An angled view of the Newhai WWX9, showing its compact, countertop-friendly design

The Real Reason You Bought It: Lamination vs. Extrusion

The “industrial” feel of your machine is directly linked to the superior pasta it creates. This machine performs lamination, a process fundamentally different from cheaper extrusion machines.

  • Extrusion machines work like a garlic press, squeezing dough through a die. This process is fast, but it generates high friction and can shear the gluten. The resulting pasta is often functional but lacks that signature al dente bite.
  • Roller machines (laminators) mimic the traditional, laborious hand-rolling process.

When you mix flour and water, two proteins (glutenin and gliadin) form gluten in a chaotic, tangled mess. The magic happens at the rollers.

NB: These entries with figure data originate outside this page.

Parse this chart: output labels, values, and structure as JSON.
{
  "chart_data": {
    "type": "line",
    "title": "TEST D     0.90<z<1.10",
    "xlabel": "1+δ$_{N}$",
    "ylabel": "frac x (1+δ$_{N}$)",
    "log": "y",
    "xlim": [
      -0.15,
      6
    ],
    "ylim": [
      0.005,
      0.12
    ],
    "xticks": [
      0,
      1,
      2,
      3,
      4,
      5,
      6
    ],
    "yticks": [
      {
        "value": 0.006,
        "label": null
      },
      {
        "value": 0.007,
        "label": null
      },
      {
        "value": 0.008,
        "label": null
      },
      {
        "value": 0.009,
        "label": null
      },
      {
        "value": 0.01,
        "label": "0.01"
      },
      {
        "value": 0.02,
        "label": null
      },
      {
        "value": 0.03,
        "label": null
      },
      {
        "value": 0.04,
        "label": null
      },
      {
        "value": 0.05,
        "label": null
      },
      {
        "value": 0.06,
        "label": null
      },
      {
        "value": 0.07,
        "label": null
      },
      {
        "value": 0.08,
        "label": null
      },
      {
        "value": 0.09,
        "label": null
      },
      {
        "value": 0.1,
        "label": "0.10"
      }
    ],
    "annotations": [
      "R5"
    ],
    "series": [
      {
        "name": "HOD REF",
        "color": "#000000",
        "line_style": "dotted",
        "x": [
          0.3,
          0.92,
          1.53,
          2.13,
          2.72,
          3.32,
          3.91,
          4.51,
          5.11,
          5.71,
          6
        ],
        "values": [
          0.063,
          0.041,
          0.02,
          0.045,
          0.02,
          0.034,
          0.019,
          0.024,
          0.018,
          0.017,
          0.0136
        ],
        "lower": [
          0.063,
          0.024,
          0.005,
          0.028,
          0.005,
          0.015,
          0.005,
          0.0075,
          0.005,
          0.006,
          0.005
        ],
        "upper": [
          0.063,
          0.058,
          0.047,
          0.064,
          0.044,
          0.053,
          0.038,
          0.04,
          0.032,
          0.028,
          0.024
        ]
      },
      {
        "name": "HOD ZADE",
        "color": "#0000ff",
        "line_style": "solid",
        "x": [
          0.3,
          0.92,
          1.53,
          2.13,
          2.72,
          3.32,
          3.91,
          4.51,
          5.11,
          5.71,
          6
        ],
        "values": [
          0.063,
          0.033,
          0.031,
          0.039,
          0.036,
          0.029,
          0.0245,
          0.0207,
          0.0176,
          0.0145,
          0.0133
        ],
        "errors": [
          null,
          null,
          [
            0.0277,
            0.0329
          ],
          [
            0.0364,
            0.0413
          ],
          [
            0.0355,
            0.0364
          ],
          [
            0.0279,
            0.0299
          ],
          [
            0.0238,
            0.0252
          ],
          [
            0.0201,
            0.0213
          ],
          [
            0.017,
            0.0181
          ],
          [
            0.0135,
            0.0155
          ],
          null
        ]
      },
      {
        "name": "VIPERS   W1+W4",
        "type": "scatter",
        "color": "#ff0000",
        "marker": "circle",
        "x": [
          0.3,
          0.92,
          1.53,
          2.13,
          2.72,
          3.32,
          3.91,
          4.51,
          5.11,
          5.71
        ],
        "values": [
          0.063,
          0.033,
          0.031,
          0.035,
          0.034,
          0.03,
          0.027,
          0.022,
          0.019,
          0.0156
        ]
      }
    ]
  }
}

A diagram or illustration showing the pasta dough being fed into the machine's rollers

With each pass, the adjustable rollers (which might go from a thick 3mm down to a paper-thin 0.5mm) stretch and fold this gluten network. They coax the tangled strands into long, aligned, cross-linked sheets. You are, in effect, weaving a delicate protein fabric.

This laminated structure is what creates the legendary al dente texture—a pasta that is simultaneously tender yet resiliently chewy. The cutters (for example, a 1.5mm round noodle or 4mm flat noodle) then simply divide this perfectly prepared sheet.

Freshly cut noodles emerging from the stainless steel cutting mechanism

So, yes, your new machine might arrive with an industrial “ghost.” It might be louder than you expected and needs a rest. But these aren’t the failings of a bad product. They are the honest characteristics of a powerful tool designed for a specific, superior purpose: to transform flour and water not just into pasta, but into a culinary masterpiece defined by its perfect, laminated texture.